Not surprisingly, researchers found a huge variety in the times, ranging from as low as 33 seconds to as high as 44 minutes, proving there really isn’t such a thing as a “normal” amount of time people spend in Pound Town. The median time was 5.4 minutes, which is almost a full 2.5 minutes longer than back in the 1940s when famous sex researcher Alfred Kinsey deduced that three-quarters of men finished within two minutes.
For my own unscientific study, earlier this week, I put out the call on social media, asking the ladies, “Not including foreplay, how long is too long for the duration of sex?”
One woman immediately replied and said, “Any man who says, ‘I’m gonna rock your world all night, baby,’ hasn’t had that much sex with women.”
Overall, there seemed to be a vast difference in the desired amount of time one has for sex depending on if the respondent was single or married.
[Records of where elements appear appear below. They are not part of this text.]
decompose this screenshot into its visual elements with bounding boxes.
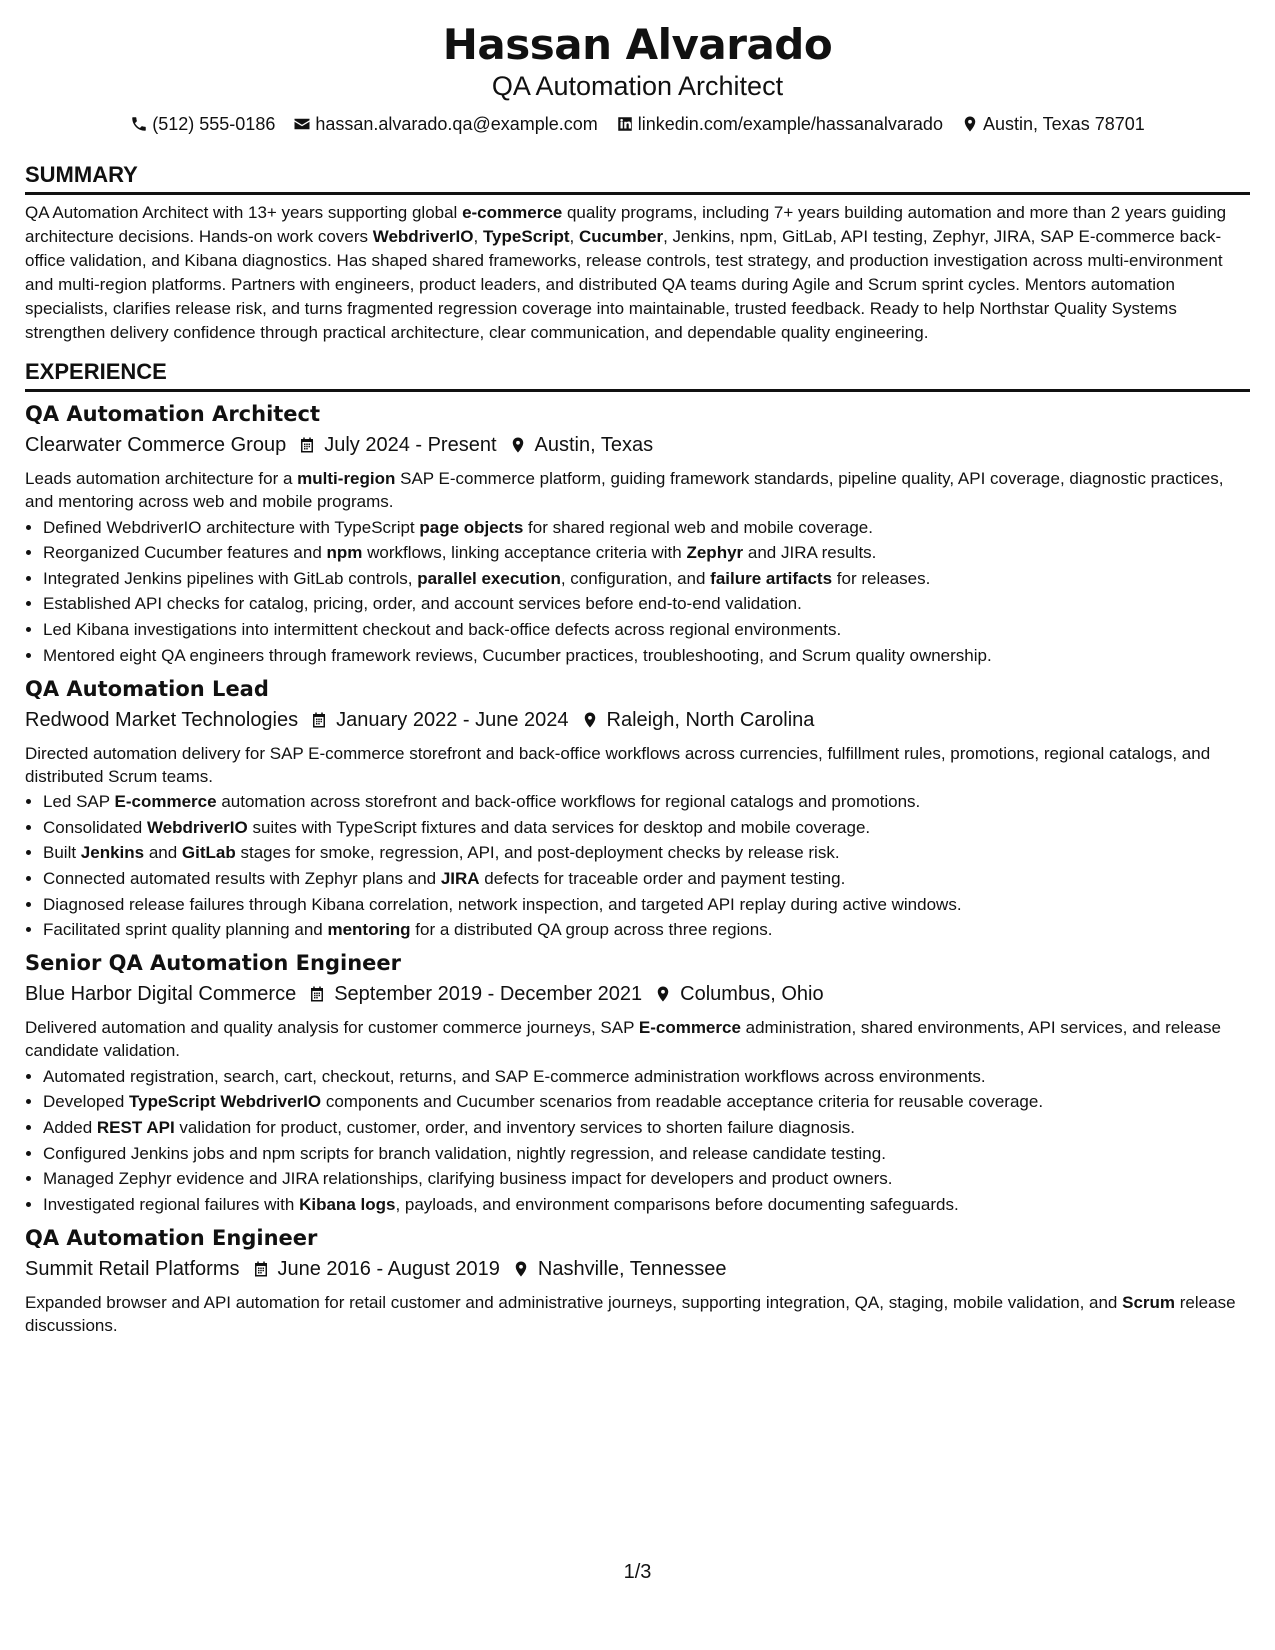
job-bullet: • Investigated regional failures with Kibana logs, payloads, and environment comparisons before documenting safeguards. — [43, 1193, 1250, 1216]
experience-heading: EXPERIENCE — [25, 359, 1250, 392]
job-bullet: • Configured Jenkins jobs and npm scripts for branch validation, nightly regression, and release candidate testing. — [43, 1142, 1250, 1165]
experience-entry — [25, 400, 1250, 667]
contact-email[interactable] — [293, 112, 597, 136]
job-location-text: Raleigh, North Carolina — [606, 708, 815, 731]
emphasis-text: multi-region — [297, 469, 396, 488]
job-meta — [25, 980, 1250, 1008]
candidate-name: Hassan Alvarado — [442, 20, 833, 69]
emphasis-text: WebdriverIO — [372, 227, 474, 246]
resume-page — [25, 20, 1250, 1337]
job-location — [509, 431, 654, 459]
job-bullet: • Led Kibana investigations into intermittent checkout and back-office defects across regional environments. — [43, 618, 1250, 641]
map-pin-icon — [512, 1260, 530, 1278]
job-description: Directed automation delivery for SAP E-commerce storefront and back-office workflows across currencies, fulfillment rules, promotions, regional catalogs, and distributed Scrum teams. — [25, 743, 1211, 786]
contact-phone — [130, 112, 275, 136]
job-title: QA Automation Lead — [25, 676, 269, 701]
emphasis-text: page objects — [419, 517, 524, 537]
job-dates — [308, 980, 642, 1008]
emphasis-text: TypeScript WebdriverIO — [129, 1092, 322, 1112]
job-bullet: • Diagnosed release failures through Kibana correlation, network inspection, and targeted API replay during active windows. — [43, 893, 1250, 916]
job-meta — [25, 431, 1250, 459]
emphasis-text: Zephyr — [686, 543, 744, 563]
job-dates — [298, 431, 496, 459]
emphasis-text: Jenkins — [80, 843, 145, 863]
calendar-icon — [252, 1260, 270, 1278]
emphasis-text: Kibana logs — [299, 1194, 396, 1214]
job-location-text: Austin, Texas — [534, 434, 654, 456]
job-dates-text: July 2024 - Present — [324, 434, 497, 456]
emphasis-text: TypeScript — [482, 227, 570, 246]
job-dates-text: June 2016 - August 2019 — [277, 1257, 500, 1280]
job-title: QA Automation Engineer — [25, 1225, 318, 1250]
job-meta — [25, 706, 1250, 734]
job-dates-text: September 2019 - December 2021 — [334, 983, 643, 1006]
calendar-icon — [310, 711, 328, 729]
emphasis-text: GitLab — [181, 843, 236, 863]
calendar-icon — [298, 436, 316, 454]
job-bullet: • Automated registration, search, cart, checkout, returns, and SAP E-commerce administration workflows across environments. — [43, 1065, 1250, 1088]
map-pin-icon — [961, 115, 979, 133]
emphasis-text: E-commerce — [114, 792, 217, 812]
job-bullet: • Reorganized Cucumber features and npm workflows, linking acceptance criteria with Zephyr and JIRA results. — [43, 541, 1250, 564]
job-description: Leads automation architecture for a multi-region SAP E-commerce platform, guiding framework standards, pipeline quality, API coverage, diagnostic practices, and mentoring across web and mobile programs. — [25, 469, 1224, 511]
job-bullet: • Integrated Jenkins pipelines with GitLab controls, parallel execution, configuration, and failure artifacts for releases. — [43, 567, 1250, 590]
job-bullets — [25, 1065, 1250, 1216]
envelope-icon — [293, 115, 311, 133]
company-name: Summit Retail Platforms — [25, 1257, 240, 1280]
job-description: Delivered automation and quality analysis for customer commerce journeys, SAP E-commerce administration, shared environments, API services, and release candidate validation. — [25, 1018, 1221, 1061]
emphasis-text: JIRA — [440, 868, 480, 888]
job-bullet: • Built Jenkins and GitLab stages for smoke, regression, API, and post-deployment checks by release risk. — [43, 841, 1250, 864]
emphasis-text: REST API — [96, 1117, 175, 1137]
job-bullet: • Led SAP E-commerce automation across storefront and back-office workflows for regional catalogs and promotions. — [43, 790, 1250, 813]
company-name: Blue Harbor Digital Commerce — [25, 983, 297, 1006]
job-location — [654, 980, 823, 1008]
emphasis-text: Scrum — [1122, 1292, 1176, 1312]
job-bullet: • Managed Zephyr evidence and JIRA relationships, clarifying business impact for developers and product owners. — [43, 1167, 1250, 1190]
job-meta — [25, 1255, 1250, 1283]
phone-text: (512) 555-0186 — [152, 114, 276, 134]
job-location-text: Nashville, Tennessee — [537, 1257, 727, 1280]
emphasis-text: parallel execution — [417, 568, 561, 588]
job-bullets — [25, 790, 1250, 941]
email-text[interactable]: hassan.alvarado.qa@example.com — [315, 114, 598, 134]
emphasis-text: E-commerce — [638, 1018, 741, 1038]
map-pin-icon — [509, 436, 527, 454]
summary-text: QA Automation Architect with 13+ years supporting global e-commerce quality programs, including 7+ years building automation and more than 2 years guiding architecture decisions. Hands-on work covers WebdriverIO, TypeScript, Cucumber, Jenkins, npm, GitLab, API testing, Zephyr, JIRA, SAP E-commerce back-office validation, and Kibana diagnostics. Has shaped shared frameworks, release controls, test strategy, and production investigation across multi-environment and multi-region platforms. Partners with engineers, product leaders, and distributed QA teams during Agile and Scrum sprint cycles. Mentors automation specialists, clarifies release risk, and turns fragmented regression coverage into maintainable, trusted feedback. Ready to help Northstar Quality Systems strengthen delivery confidence through practical architecture, clear communication, and dependable quality engineering. — [25, 203, 1227, 342]
page-number: 1/3 — [623, 1561, 652, 1583]
job-bullet: • Connected automated results with Zephyr plans and JIRA defects for traceable order and payment testing. — [43, 867, 1250, 890]
contact-location — [961, 112, 1145, 136]
job-location-text: Columbus, Ohio — [680, 983, 824, 1006]
contact-bar — [25, 112, 1250, 136]
job-description: Expanded browser and API automation for retail customer and administrative journeys, supporting integration, QA, staging, mobile validation, and Scrum release discussions. — [25, 1292, 1236, 1335]
job-bullet: • Defined WebdriverIO architecture with TypeScript page objects for shared regional web and mobile coverage. — [43, 516, 1250, 539]
experience-entry — [25, 949, 1250, 1216]
job-location — [512, 1255, 727, 1283]
job-bullet: • Added REST API validation for product, customer, order, and inventory services to shorten failure diagnosis. — [43, 1116, 1250, 1139]
experience-list — [25, 400, 1250, 1337]
location-text: Austin, Texas 78701 — [982, 114, 1145, 134]
linkedin-icon — [616, 115, 634, 133]
emphasis-text: mentoring — [327, 920, 411, 940]
company-name: Clearwater Commerce Group — [25, 434, 287, 456]
emphasis-text: WebdriverIO — [146, 817, 248, 837]
map-pin-icon — [654, 985, 672, 1003]
calendar-icon — [308, 985, 326, 1003]
job-location — [581, 706, 815, 734]
job-dates — [252, 1255, 500, 1283]
job-title: Senior QA Automation Engineer — [25, 951, 401, 976]
emphasis-text: failure artifacts — [710, 568, 833, 588]
job-dates-text: January 2022 - June 2024 — [336, 708, 569, 731]
job-title: QA Automation Architect — [25, 402, 321, 426]
map-pin-icon — [581, 711, 599, 729]
job-bullet: • Established API checks for catalog, pricing, order, and account services before end-to-end validation. — [43, 592, 1250, 615]
linkedin-text[interactable]: linkedin.com/example/hassanalvarado — [637, 114, 943, 134]
job-dates — [310, 706, 568, 734]
candidate-title: QA Automation Architect — [491, 71, 784, 101]
job-bullet: • Developed TypeScript WebdriverIO components and Cucumber scenarios from readable acceptance criteria for reusable coverage. — [43, 1090, 1250, 1113]
job-bullet: • Mentored eight QA engineers through framework reviews, Cucumber practices, troubleshooting, and Scrum quality ownership. — [43, 644, 1250, 667]
job-bullet: • Facilitated sprint quality planning and mentoring for a distributed QA group across three regions. — [43, 918, 1250, 941]
phone-icon — [130, 115, 148, 133]
summary-heading: SUMMARY — [25, 162, 1250, 195]
job-bullet: • Consolidated WebdriverIO suites with TypeScript fixtures and data services for desktop and mobile coverage. — [43, 816, 1250, 839]
emphasis-text: e-commerce — [462, 203, 563, 222]
company-name: Redwood Market Technologies — [25, 708, 299, 731]
contact-linkedin[interactable] — [616, 112, 943, 136]
experience-entry — [25, 1224, 1250, 1337]
job-bullets — [25, 516, 1250, 667]
emphasis-text: Cucumber — [578, 227, 664, 246]
experience-entry — [25, 675, 1250, 942]
emphasis-text: npm — [326, 543, 363, 563]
Two single women said that their ideal trip to Pound Town was “three hours,” but I feel like only a person having sex occasionally would say that because no one having sex on the reg has time for daily, three-hour sexcapades.
That said, there did seem to be some unity among the women I surveyed (about 40 of them in all). Some of my favorite replies:
- “If I’m having sex longer than 35 minutes, I’m over that shit. And if I don’t come in the first five, I’m definitely over it.”
- “The pleasing me part starts first. There’s no time duration for that. The sex part after should be under 10 mins. I could be in and out from beginning to end in 11–15 mins I’d say… with prob 8 of those minutes focused solely on me.”
- “I start thinking about tax refunds at minute 12. Money keeps me enthusiastic.”
- “Straight pounding? 22 minutes.”
- “Anything more than 30 minutes starts to reach the ‘hurry the fuck up’ point.”
- “Five and a half minutes of actual sex. I’ve already long orgasmed by then, even 20 minutes would be too long. I’m tired.”
Most of the men who replied said something along the lines of, “Please say three minutes! Please say three minutes! Please say three minutes!”
This struck me as brutally honest. In my experience, a majority of men exert a great amount of energy during coitus trying not to cum too quickly. And don’t get me wrong, on the scale of sexual conditions a man can experience, I’ll take rock cock over premature ejaculation or erectile dysfunction. But 5K’s inability to climax fucked with my head more than I thought it would. I had no idea how much of my sexual self-worth and identity was invested in my ability to readily and quickly make a man cum.
It shook the very foundation of my entire delusion that I was some kind of otherworldly sex goddess, and as a result, I started feeling uninspired to have sex because I felt like I had somehow failed. I realize that sex shouldn’t be goal-oriented, but it bothered me on a level far deeper than my brain or feelings. This was some gut-level frustration that was hard to shake. Turns out, men aren’t the only ones who get insecure about leaving their mate sexually frustrated. Fancy that.
The moral of the story: We all think we want to have sex for the average length of a porn scene, but in reality, the average man is lucky to last seven minutes and most women seem to be content to finish somewhere between 10 to 30 minutes of knockin’ boots.
The giant caveat being that you can really only get away with a five-minute roll-in-the-hay if you take care of her first during foreplay. If not, you’re what we ladies refer to as a “lazy one pump chump.” The jury might be hung in regards to how long is too long, but it’s case closed on how short is too short: And it’s when you climax before she does.